On one of our rides someone said, ”Are you going to the mule show
this weekend?” I said, “What’s a mule show?” They said it’s just
like a horse show except you do everything on a mule. Vince & I
loaded up and went to El Dorado Springs, Missouri. I went to the
entry table and ask what classes they had. She handed me a sheet
and I told her to just enter us in everything. We didn’t do worth
a hoot, but we had lots of fun and the first thing we wanted to
know was where is the next show. I sold the horses, bought more
mules, and started going to mule shows. We’d make 25 to 30 shows a
year in the five state area. At that time the mule shows were more
fun shows, playdays if you will. But, the competition was fierce.
Now they’re more serious and specialized like the horse shows.
It’s a shame we can’t have both.
Pretty quick I wasn’t satisfied
with just participating. I wanted to compete. I had spotted these
two mules that Ivan Johnson of Marionville, Missouri had been
showing. They weren’t for sale. The next spring I took the truck,
trailer and big satchel full of money. I came home with Socks and
Molly and we started winning. Consistently, Vince would win the
high point for the youth and I would win in the open division.
When Rachel turned ten years old we bought Blue for her. She
started winning and the three of us were off and running. When you
win people want to buy your mules. I have always been one to price
anything I own and before you knew it I was in the mule business.
As time went by we got better mules and got better at training
them. We had to better because the competition was getting better.

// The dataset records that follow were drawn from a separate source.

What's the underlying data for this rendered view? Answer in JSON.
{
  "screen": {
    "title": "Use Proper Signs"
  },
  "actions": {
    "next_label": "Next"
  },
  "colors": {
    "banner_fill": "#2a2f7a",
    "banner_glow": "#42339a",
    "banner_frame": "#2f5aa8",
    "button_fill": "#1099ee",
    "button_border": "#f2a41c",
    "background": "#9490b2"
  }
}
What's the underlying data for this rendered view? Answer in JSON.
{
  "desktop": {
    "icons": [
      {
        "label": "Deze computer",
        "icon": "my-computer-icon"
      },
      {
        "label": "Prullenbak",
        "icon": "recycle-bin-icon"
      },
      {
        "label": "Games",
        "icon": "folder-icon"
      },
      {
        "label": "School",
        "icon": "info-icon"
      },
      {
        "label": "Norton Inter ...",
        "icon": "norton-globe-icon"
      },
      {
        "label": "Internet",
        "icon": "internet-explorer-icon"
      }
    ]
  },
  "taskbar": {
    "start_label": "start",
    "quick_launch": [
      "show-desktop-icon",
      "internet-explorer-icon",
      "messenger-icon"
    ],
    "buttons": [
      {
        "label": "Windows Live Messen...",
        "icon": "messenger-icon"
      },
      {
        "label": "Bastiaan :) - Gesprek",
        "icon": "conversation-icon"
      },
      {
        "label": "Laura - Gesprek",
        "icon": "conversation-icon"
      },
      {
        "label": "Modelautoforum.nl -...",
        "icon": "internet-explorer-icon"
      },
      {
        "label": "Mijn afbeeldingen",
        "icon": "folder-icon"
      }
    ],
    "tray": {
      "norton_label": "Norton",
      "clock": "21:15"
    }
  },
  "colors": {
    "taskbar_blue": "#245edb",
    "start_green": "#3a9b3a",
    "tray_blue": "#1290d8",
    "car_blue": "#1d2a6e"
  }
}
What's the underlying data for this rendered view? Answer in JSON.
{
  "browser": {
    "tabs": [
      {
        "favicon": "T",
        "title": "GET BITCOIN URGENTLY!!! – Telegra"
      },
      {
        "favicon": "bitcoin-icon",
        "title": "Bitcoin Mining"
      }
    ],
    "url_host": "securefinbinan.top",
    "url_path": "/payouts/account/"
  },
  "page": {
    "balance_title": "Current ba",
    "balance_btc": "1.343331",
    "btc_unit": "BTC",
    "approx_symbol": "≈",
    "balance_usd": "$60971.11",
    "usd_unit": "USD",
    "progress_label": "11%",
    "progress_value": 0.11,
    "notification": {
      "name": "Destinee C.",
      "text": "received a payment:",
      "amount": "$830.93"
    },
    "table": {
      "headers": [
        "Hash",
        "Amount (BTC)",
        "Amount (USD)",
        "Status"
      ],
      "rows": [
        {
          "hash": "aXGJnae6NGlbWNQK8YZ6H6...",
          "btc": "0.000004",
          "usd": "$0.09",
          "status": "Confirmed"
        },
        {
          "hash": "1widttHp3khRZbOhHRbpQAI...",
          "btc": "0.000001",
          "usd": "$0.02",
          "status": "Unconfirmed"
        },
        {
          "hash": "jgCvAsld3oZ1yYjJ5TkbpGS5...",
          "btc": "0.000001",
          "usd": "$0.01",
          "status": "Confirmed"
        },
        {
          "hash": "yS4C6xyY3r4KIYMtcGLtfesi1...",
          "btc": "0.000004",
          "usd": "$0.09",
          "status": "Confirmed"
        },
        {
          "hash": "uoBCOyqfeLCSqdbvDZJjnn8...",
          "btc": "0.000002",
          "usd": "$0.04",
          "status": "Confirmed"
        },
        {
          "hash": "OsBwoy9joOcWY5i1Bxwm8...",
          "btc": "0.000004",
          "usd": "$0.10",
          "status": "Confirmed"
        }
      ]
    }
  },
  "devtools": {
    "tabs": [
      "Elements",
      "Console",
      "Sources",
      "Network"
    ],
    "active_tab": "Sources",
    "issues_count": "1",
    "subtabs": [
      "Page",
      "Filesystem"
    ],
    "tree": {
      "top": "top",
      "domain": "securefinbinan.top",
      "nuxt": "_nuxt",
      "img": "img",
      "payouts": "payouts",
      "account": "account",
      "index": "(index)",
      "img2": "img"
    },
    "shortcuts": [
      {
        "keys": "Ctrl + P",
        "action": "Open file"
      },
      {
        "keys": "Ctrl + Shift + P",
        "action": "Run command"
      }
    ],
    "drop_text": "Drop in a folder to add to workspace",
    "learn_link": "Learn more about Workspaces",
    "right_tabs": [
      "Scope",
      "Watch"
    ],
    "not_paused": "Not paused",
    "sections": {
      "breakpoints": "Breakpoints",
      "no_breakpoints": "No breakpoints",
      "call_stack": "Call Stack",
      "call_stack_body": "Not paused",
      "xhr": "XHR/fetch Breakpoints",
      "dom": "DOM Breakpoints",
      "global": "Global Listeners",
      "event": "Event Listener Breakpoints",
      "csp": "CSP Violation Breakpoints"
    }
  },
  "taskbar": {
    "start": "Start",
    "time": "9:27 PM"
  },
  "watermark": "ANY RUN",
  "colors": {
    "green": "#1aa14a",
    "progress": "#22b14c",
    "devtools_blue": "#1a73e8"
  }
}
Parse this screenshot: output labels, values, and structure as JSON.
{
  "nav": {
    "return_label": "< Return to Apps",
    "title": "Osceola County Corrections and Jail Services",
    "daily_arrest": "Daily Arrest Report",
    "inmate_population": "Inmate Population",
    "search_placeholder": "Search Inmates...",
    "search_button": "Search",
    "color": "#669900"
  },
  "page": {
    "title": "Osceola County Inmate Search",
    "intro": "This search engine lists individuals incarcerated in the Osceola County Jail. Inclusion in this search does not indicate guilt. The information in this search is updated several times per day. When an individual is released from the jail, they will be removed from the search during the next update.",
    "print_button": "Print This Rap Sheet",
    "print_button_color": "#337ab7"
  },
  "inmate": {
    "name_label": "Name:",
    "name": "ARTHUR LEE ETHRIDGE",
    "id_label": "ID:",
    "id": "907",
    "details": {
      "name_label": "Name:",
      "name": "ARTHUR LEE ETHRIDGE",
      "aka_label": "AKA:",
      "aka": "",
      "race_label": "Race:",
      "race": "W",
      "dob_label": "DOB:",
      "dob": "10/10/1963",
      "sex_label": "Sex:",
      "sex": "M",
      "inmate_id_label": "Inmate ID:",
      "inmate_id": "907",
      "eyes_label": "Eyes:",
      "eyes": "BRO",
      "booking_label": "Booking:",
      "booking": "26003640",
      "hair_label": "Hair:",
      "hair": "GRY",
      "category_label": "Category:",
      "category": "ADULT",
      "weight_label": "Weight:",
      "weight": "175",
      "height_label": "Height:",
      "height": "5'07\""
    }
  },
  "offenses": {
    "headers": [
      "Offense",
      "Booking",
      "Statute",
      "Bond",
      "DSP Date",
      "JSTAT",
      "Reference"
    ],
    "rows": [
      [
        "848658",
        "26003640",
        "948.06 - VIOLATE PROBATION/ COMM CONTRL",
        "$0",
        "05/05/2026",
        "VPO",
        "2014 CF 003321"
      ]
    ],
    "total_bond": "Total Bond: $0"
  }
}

In the last thirty years the mule industry has made tremendous
strides. We started showing on a national level and were lucky
enough to win a lot of awards and had a great time. I think back
of all the really good mules I’ve had and feel a lot of pride and
Still trail riding is the ultimate enjoyment for me. I enjoy
the rush of competition and the satisfaction of selling someone
the “Right” mule. But, the peacefulness and back to nature feeling
I get when riding on the trail is the ultimate. I’m always
wondering what’s over the next hill.
We’ve met a lot of wonderful people and made many great friends
through the mules. We considered the people we sell to as friends
not just customers. There’s a bright future in the mule industry
and we’re looking forward to being a part of it.